I must admit to being a bit grouchy with Random House publicity for getting me up for another early start in order to spend much of the morning as a panellist on Channel 5’s The Wright Stuff. I am not a daytime telly kind of person … Yet I really enjoyed it, not least because of the extraordinary ground that we were able to cover.

There was plenty of time for discussion of my new book, Burden of Power, re Iraq, Ireland etc, but in addition we had fairly serious and lengthy discussions on Scottish independence, mental illness, and the publishing phenomenon that is Fifty Shades of Grey, as well as shorter discussions on issues as varied as welfare reform, poverty in Britain, energy saving, dieting, racist abuse on twitter, Alzheimer’s, autism, Royal protocol, and lots more besides, complete with phone-ins as well. Oh, and I played the bagpipes on telly again.

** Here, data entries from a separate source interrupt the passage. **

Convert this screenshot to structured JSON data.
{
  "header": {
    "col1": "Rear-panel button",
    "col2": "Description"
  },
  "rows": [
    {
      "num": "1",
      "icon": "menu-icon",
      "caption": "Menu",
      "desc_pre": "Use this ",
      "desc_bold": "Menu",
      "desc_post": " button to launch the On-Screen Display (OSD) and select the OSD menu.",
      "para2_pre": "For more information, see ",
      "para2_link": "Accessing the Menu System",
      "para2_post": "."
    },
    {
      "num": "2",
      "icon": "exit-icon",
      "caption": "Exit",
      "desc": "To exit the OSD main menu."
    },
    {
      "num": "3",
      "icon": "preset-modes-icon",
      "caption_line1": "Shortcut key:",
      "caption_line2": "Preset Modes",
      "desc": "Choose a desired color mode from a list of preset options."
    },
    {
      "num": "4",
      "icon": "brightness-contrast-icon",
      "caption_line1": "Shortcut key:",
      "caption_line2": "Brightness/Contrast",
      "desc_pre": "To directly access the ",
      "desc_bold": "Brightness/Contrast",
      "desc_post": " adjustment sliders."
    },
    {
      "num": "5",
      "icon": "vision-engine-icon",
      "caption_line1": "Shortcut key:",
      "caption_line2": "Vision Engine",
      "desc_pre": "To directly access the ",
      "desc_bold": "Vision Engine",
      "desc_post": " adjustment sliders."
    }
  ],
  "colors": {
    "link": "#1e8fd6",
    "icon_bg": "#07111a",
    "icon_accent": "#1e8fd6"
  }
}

Unless it is sport, I never watch TV during the day, but I thought in terms of format, length, tone and audience participation, it was a pretty good way of making a lot of different issues accessible to people who do watch it.

I also came a little closer to understanding the incredible Fifty Shades of Grey phenomenon, which last week sold as many copies in Britain in that seven day period as my first book, The Blair Years, sold in total – and that remains the second best selling political book of the Blair era, after TB’s Journey.

My fellow panellist, Amanda Lamb, said she first heard of the book on twitter, when she asked her followers what book to take on her honeymoon. Back came an avalanche of ‘Fifty Shades,’ mainly from women. She read it, loved it, and later gave it to her new husband, saying ‘there is not much in here that I wouldn’t mind being done to me.’ How her husband feels about hearing this on TV I don’t know, but it does suggest Fifty Shades’ success is built on women’s sexual fantasies and frustrations and that it is best understood as a written exhortation to men that women may be more adventurous than we were brought up to think.

Anyway, as a major resister of hype, I do find my resistance to this one wearing down. In Spain recently, a woman at the conference I was speaking at, told me she had read all three of the Fifty Shades trilogy, found them badly written but ‘utterly gripping’, and added that it had changed her attitude to sex. She showed me the section where the man in the book submits a contract to the woman. He is known as the Dominant, she as the Submissive, and I can’t say it turned me on or filled me with desire to read much more.

But I have now seen so many people reading it, and seen so many smiles at my publisher’s as the cash comes rolling in (yes I share a publisher with EL James) that I feel I have to. So once I have got through the ten books at my bedside, I will, and will let you know what I think.

Meanwhile thanks to the twitterer who suggested I change the name of my book. Memo to Random House – let’s change the title from Burden of Power to Fifty Shades of Power, and have a drawing of me tying up Clare Short on the front cover …
Mmm, maybe not.

PS Amanda was brilliant talking about mental illness. She has a brother with borderline personality disorder and spoke really well about what it was like for him and what it was like for his family. The debate was about whether public figures with mental health problems have a duty to talk about them. Two callers with mental health problems felt that they did. Amanda and I shared the view that they do not have a duty, and it has to be their choice, but that it will help break down the stigma and taboo the more that people do talk openly about it. To get involved join the Time to Change campaign, of Fifty Shades of Breaking Down Stigma as I may now call it.